Improved chemistry a key component of KU women’s basketball team’s 10-0 start

Members of the Kansas women's basketball team run off the court after performing a group dance during Late Night in the Phog on Friday, Oct. 4, 2019 at Allen Fieldhouse.

Kansas women’s basketball coach Brandon Schneider has been waiting for his roster to be made up entirely of players he recruited for five seasons.

But the reason that’s so important to KU’s fifth-year coach, who last weekend won the 450th game of his coaching career (39 of them at KU), goes beyond plugging the right pieces into the right system.

“Now that we’ve recruited all of them, I can coach them really hard,” Schneider recently told the Journal-World. “Because I have a relationship with them.

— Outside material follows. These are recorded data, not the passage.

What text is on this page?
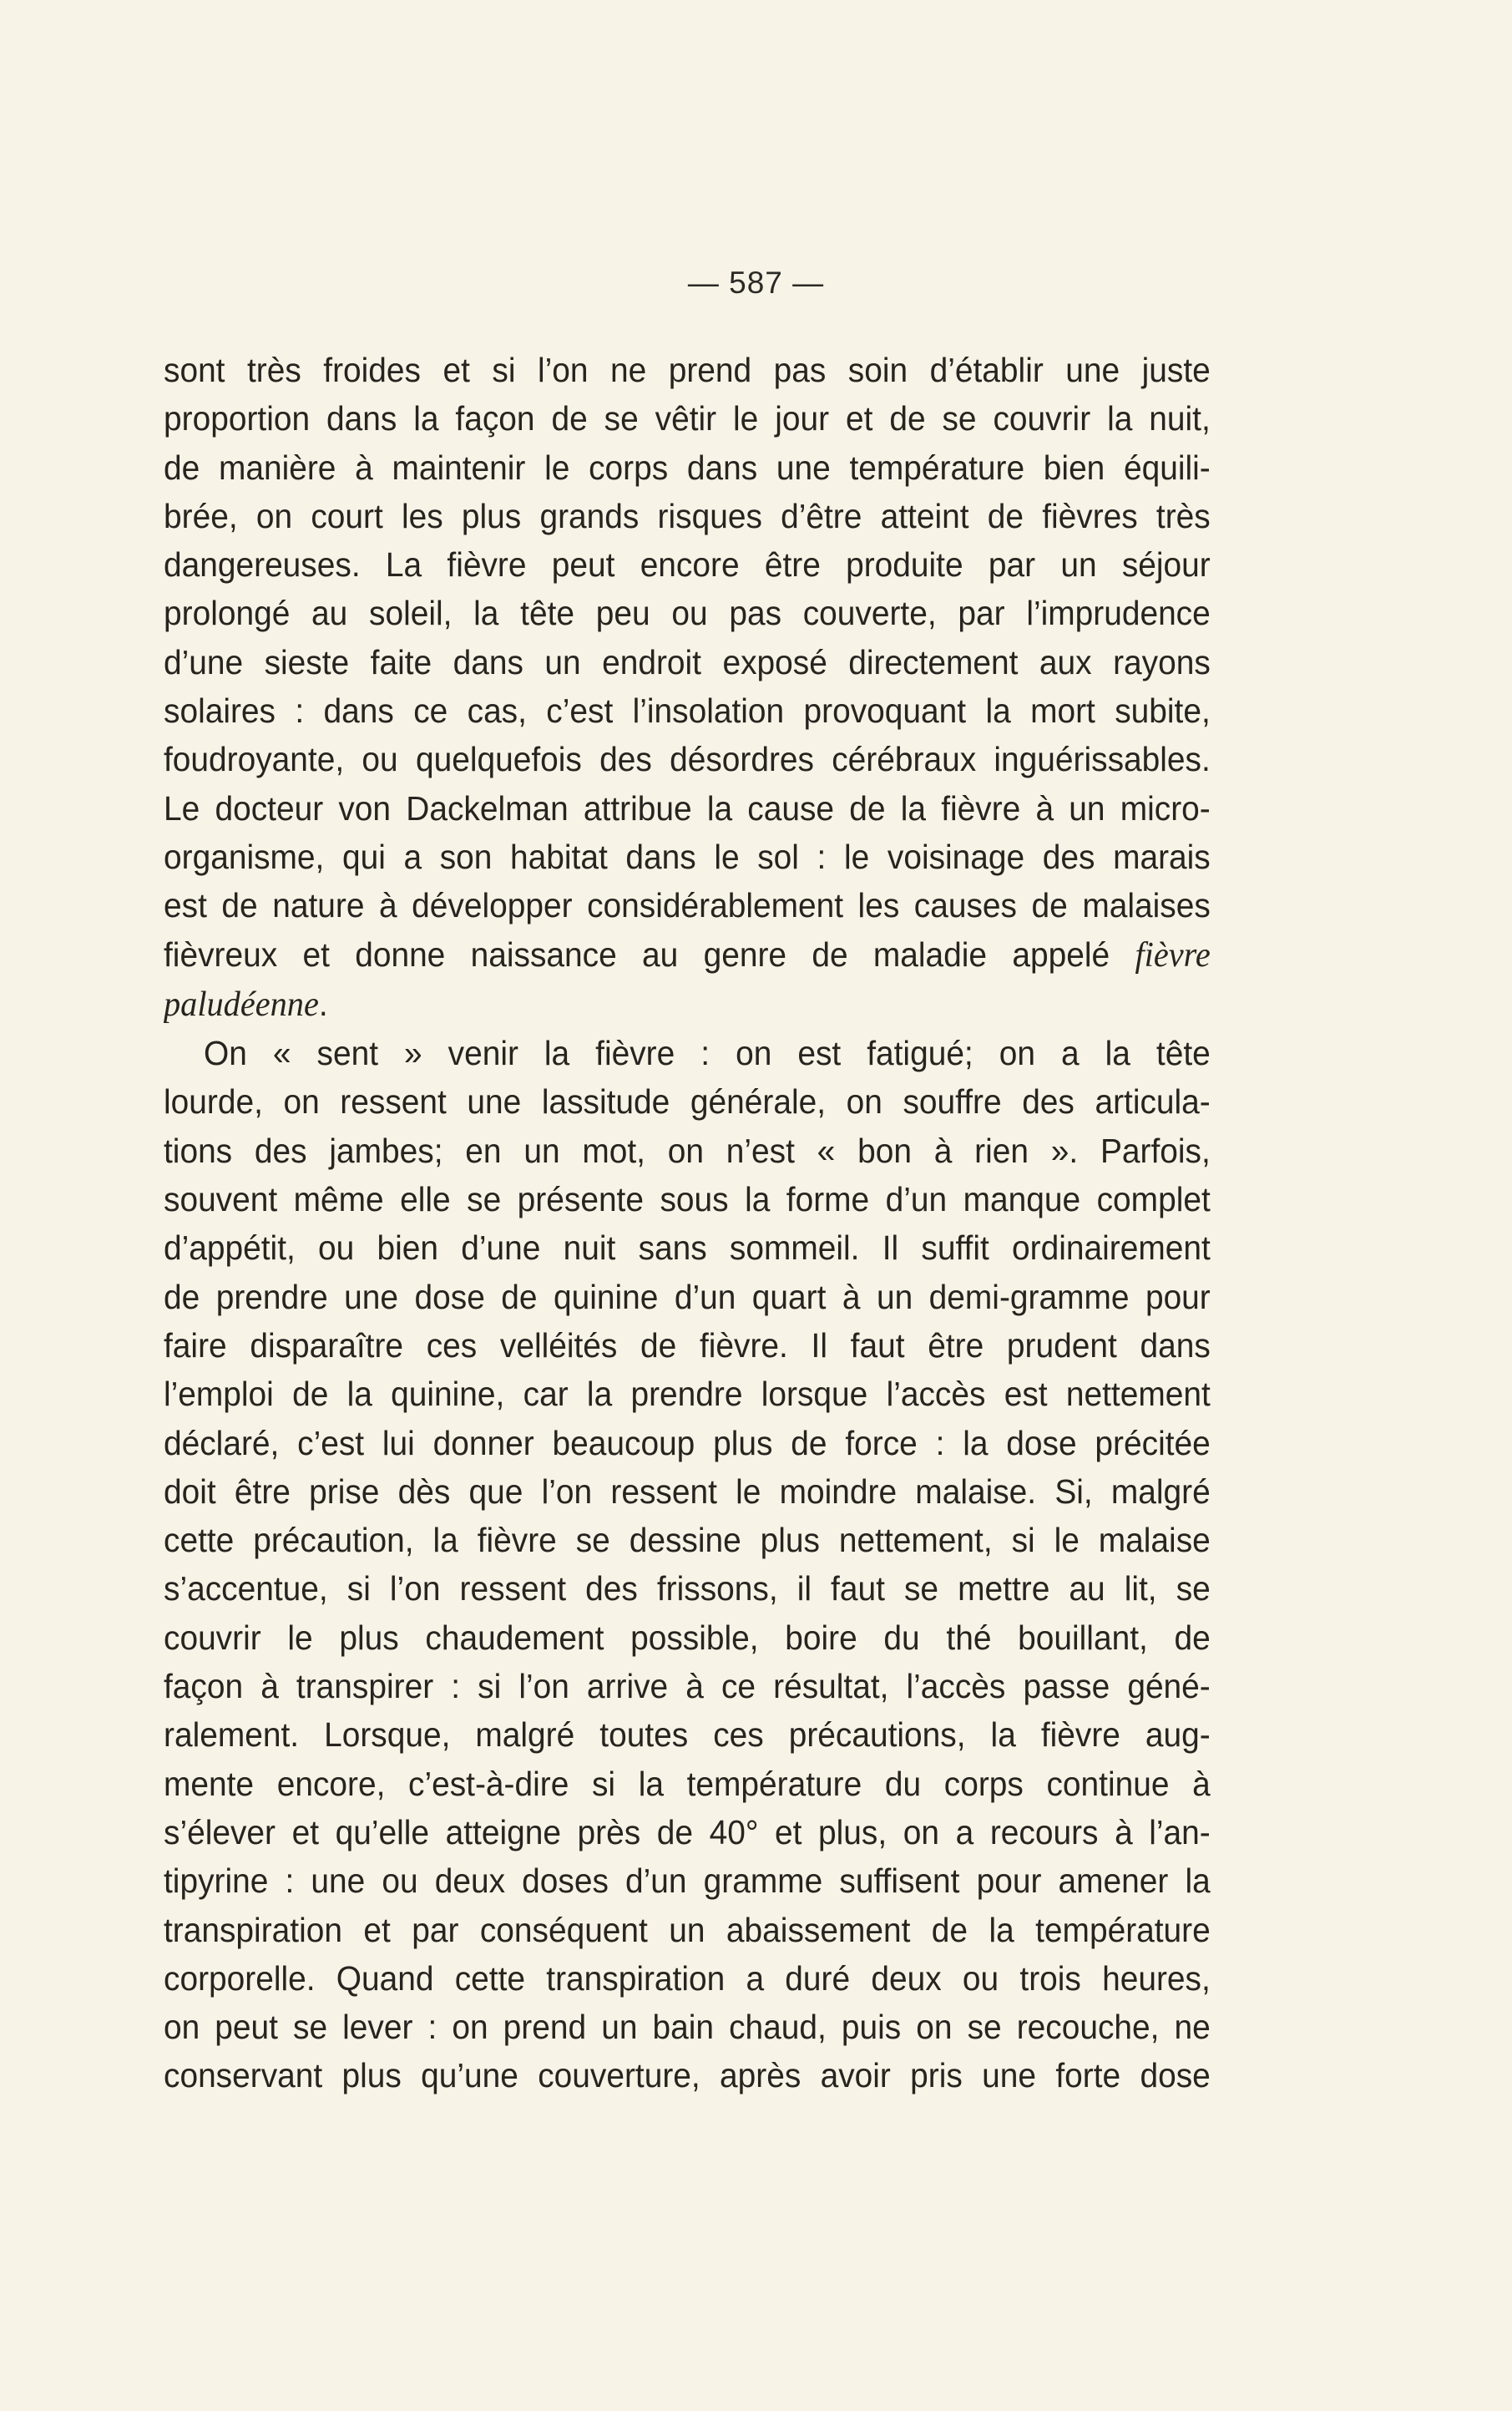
— 587 —
sont très froides et si l’on ne prend pas soin d’établir une juste
proportion dans la façon de se vêtir le jour et de se couvrir la nuit,
de manière à maintenir le corps dans une température bien équili-
brée, on court les plus grands risques d’être atteint de fièvres très
dangereuses. La fièvre peut encore être produite par un séjour
prolongé au soleil, la tête peu ou pas couverte, par l’imprudence
d’une sieste faite dans un endroit exposé directement aux rayons
solaires : dans ce cas, c’est l’insolation provoquant la mort subite,
foudroyante, ou quelquefois des désordres cérébraux inguérissables.
Le docteur von Dackelman attribue la cause de la fièvre à un micro-
organisme, qui a son habitat dans le sol : le voisinage des marais
est de nature à développer considérablement les causes de malaises
fièvreux et donne naissance au genre de maladie appelé fièvre
paludéenne.
On « sent » venir la fièvre : on est fatigué; on a la tête
lourde, on ressent une lassitude générale, on souffre des articula-
tions des jambes; en un mot, on n’est « bon à rien ». Parfois,
souvent même elle se présente sous la forme d’un manque complet
d’appétit, ou bien d’une nuit sans sommeil. Il suffit ordinairement
de prendre une dose de quinine d’un quart à un demi-gramme pour
faire disparaître ces velléités de fièvre. Il faut être prudent dans
l’emploi de la quinine, car la prendre lorsque l’accès est nettement
déclaré, c’est lui donner beaucoup plus de force : la dose précitée
doit être prise dès que l’on ressent le moindre malaise. Si, malgré
cette précaution, la fièvre se dessine plus nettement, si le malaise
s’accentue, si l’on ressent des frissons, il faut se mettre au lit, se
couvrir le plus chaudement possible, boire du thé bouillant, de
façon à transpirer : si l’on arrive à ce résultat, l’accès passe géné-
ralement. Lorsque, malgré toutes ces précautions, la fièvre aug-
mente encore, c’est-à-dire si la température du corps continue à
s’élever et qu’elle atteigne près de 40° et plus, on a recours à l’an-
tipyrine : une ou deux doses d’un gramme suffisent pour amener la
transpiration et par conséquent un abaissement de la température
corporelle. Quand cette transpiration a duré deux ou trois heures,
on peut se lever : on prend un bain chaud, puis on se recouche, ne
conservant plus qu’une couverture, après avoir pris une forte dose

And I think that makes a difference.”

Off to a 10-0 start and closing in on the beginning of Big 12 Conference play — Jan. 4 at Oklahoma State — Schneider’s young Jayhawks have shown rapid improvement from game to game and week to week.

Ask any of them why the Jayhawks have been so successful thus far and each will point to the same key component.

“They’re close,” Schneider explained. “These guys all like each other.”

Sophomore guard Aniya Thomas, who appeared in 29 games and made 11 starts a season ago as a freshman, said that bond was an important part of the Jayhawks’ ability to pull out a couple of games that it looked like they might not win.

One recent example of this team’s resolve clearly illustrates the importance of chemistry.

Against Saint Mary’s, in a game the Jayhawks eventually won 86-81, KU was down by 5 with 74 seconds to play and closed the game on a 12-2 run.

“We were in situations that this particular group hadn’t been in,” Schneider noted. “In must-execute situations and we found a way to get it done. To see our young team do that was a positive.”

Thomas pointed to that game as the one, above all others, that led her and her teammates to believe that this group had an element of toughness that teams she had been on in the past just did not.

“We just kept our poise and came back,” she said matter-of-factly. “We just listened to Brandon’s instructions and just followed what he said.”

Poise, for both the players and the coaches, has been a key ingredient of this fast start, as well.

After losing freshman and prized recruit Chandler Prater and center Brittany Franklin, one of the top returners from last year’s team, to a season-ending injuries before things even got going, the adversity hit early for Schneider’s fifth KU team. But instead of using the injuries as excuses for a slow start, the team rallied and used its chemistry to rip off 10 wins in a row to open the season.

“Even though we are really young, I just think we got a lot of chemistry that just came really quick,” said Prater, noting that even though she’s injured she still believes she’s a key part of this team. “We all get along with each other and I feel like that’s something that this program really needed, for the players to build a bond, not only with ourselves, but with the coaches. When you have that click it’s just so much easier to play basketball.”

KU’s early run of success, which featured an in-season tournament title in Florida in November and a win over Florida in the Big 12-SEC Challenge — won by the Big 12, 8-2 — has put the Jayhawks on the national radar.

Schneider’s squad received votes in each of the past two Associated Press Top 25 polls and is heading toward the nonconference finale against Wofford on Dec. 30 with all the confidence in the world.

But it’s not just one element of their execution that has Schneider believing the hot start is sustainable.

“We’ve got six players averaging double figures,” he said of Thomas (12.9 points per game), Brooklyn Mitchell (12.4), Zakiyah Franklin (12), Holly Kersgieter (10.9), Mariane De Carvalho (10.8) and Tina Stephens (10.5). “We don’t have a star, so I think they’re all understanding that we’re going to have to play really connected on both ends. We’re not going to out-talent anybody and for us to have success we’re going to have to out-tune people.”

“It’s working,” Prater said.

And it’s taking this Kansas team in the exact direction it wants the program to go.

“We’re closer every day to building the identity that this group wants,” Schneider said. “From a confidence perspective, the Florida trip was big for us. Obviously the SEC opponent here was big, and then Saint Mary’s is good and they’re going to probably compete with Gonzaga to win the West Coast Conference. So those were quality wins that I think our young team can definitely use to validate their progress.

“We’re a long ways from our goals, but we’re obviously pleased with where we are as of (now).”